The world according to developers

Is it possible that every developer knows everything about every component or technique currently available? Probably not, but it should be your ultimate goal. Specializing in certain area’s can be a good thing but knowing a lot about one subject makes you indifferent in others. The amount of people out there today that know much about everything is small, very small. Consider it this way: as an army general, you probably can’t drive a tank, shoot a target from miles away or do all the neat commando stuff like Arnold Schwarzenegger does in basically all his movies. Even if a general could do that, there are much better people available for the job: the commando’s, the infantry, the cavalry etc. However, it’s the general’s strength to oversee the whole playing field, to know when to deploy tanks, when and where to send in snipers and when it’s time for Arnie to come and do his job. He must be able to know the strength and weaknesses of everybody, to have at least a certain amount of knowledge about them and most important, how all those small pieces fit together in the big puzzle.

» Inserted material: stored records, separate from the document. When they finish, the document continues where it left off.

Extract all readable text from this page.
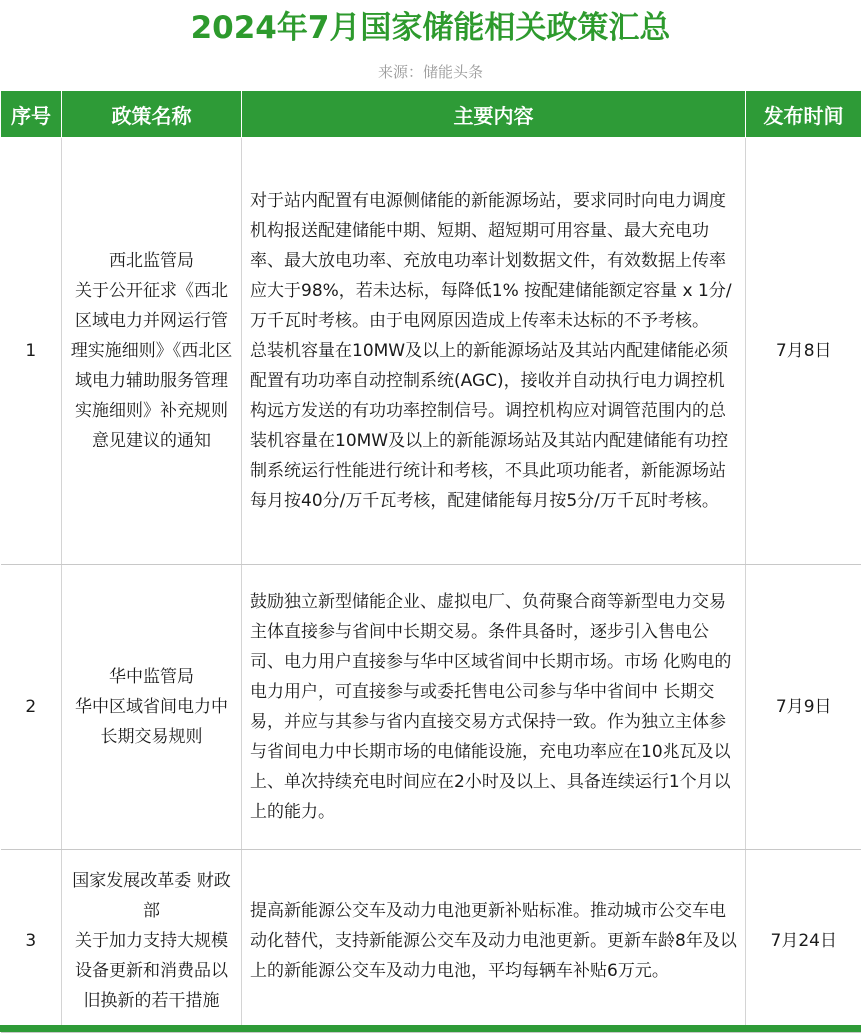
2024年7月国家储能相关政策汇总
来源：储能头条
序号	政策名称	主要内容	发布时间
1	西北监管局
关于公开征求《西北区域电力并网运行管理实施细则》《西北区域电力辅助服务管理实施细则》补充规则意见建议的通知	对于站内配置有电源侧储能的新能源场站，要求同时向电力调度机构报送配建储能中期、短期、超短期可用容量、最大充电功率、最大放电功率、充放电功率计划数据文件，有效数据上传率应大于98%，若未达标，每降低1% 按配建储能额定容量 x 1分/万千瓦时考核。由于电网原因造成上传率未达标的不予考核。
总装机容量在10MW及以上的新能源场站及其站内配建储能必须配置有功功率自动控制系统(AGC)，接收并自动执行电力调控机构远方发送的有功功率控制信号。调控机构应对调管范围内的总装机容量在10MW及以上的新能源场站及其站内配建储能有功控制系统运行性能进行统计和考核，不具此项功能者，新能源场站每月按40分/万千瓦考核，配建储能每月按5分/万千瓦时考核。	7月8日
2	华中监管局
华中区域省间电力中长期交易规则	鼓励独立新型储能企业、虚拟电厂、负荷聚合商等新型电力交易主体直接参与省间中长期交易。条件具备时，逐步引入售电公司、电力用户直接参与华中区域省间中长期市场。市场 化购电的电力用户，可直接参与或委托售电公司参与华中省间中 长期交易，并应与其参与省内直接交易方式保持一致。作为独立主体参与省间电力中长期市场的电储能设施，充电功率应在10兆瓦及以上、单次持续充电时间应在2小时及以上、具备连续运行1个月以上的能力。	7月9日
3	国家发展改革委 财政部
关于加力支持大规模设备更新和消费品以旧换新的若干措施	提高新能源公交车及动力电池更新补贴标准。推动城市公交车电动化替代，支持新能源公交车及动力电池更新。更新车龄8年及以上的新能源公交车及动力电池，平均每辆车补贴6万元。	7月24日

So generals are important. Without them, you will loose the war. But as a soldier, having the correct mentality is just as important. As a programmer, you simply cannot pretend that you and you alone are running a system. You are part of a whole, and even though you might be the most important part, or the controlling part, you still need to work with other components in order to get the job done. If you forget this, no matter how good your part is running, the whole system will fail because you either decided to do too much yourself, or did not correctly utilize the rest of the system.

The world according to system administrators

But being able to design and develop your software isn’t the only thing that needs to be done. Your system must be deployed onto a production infrastructure that can range from a small shared VPS system to a multi-clustered system and everything in between. Maintaining such infrastructure is also getting more difficult but there are lot of tools available like Puppet, Chef and others that can help. With these tools, you basically “develop” your infrastructure just like a software engineers develop software. By maintaining the infrastructure in a versioned manner, deploying new components like CouchDB, Memcache, Redis etc are much easier to achieve because everything can be deployed and tested inside a test environment first. Afterwards, the system can be deployed to many production servers instantly.

Because of the the whole complexity, operations should work closely together with development. Such a new way of doing business is called DevOps, and it rapidly growing in order to deploy more complex systems on more complex infrastructure even faster.


So what’s this LAMPGMVNMCSTRAH-stack? It basically stands for: Linux, Apache, MySQL, PHP, Gearman, Memcached, Varnish, Ngnix, MongoDB, CouchDB, Solr, Tika, Redit, ActiveMQ, Hadoop.. and we have still lots of components we are forgetting (zeromq, rabbitmq, cassandra to name a few).

The world is too complex for one person to comprehend everything and the same goes for software design. It’s sad but true thing though. Being able to know your tools, the way how they interact and to combine them all gives you a big advantage. In the end, set your goal to become a general.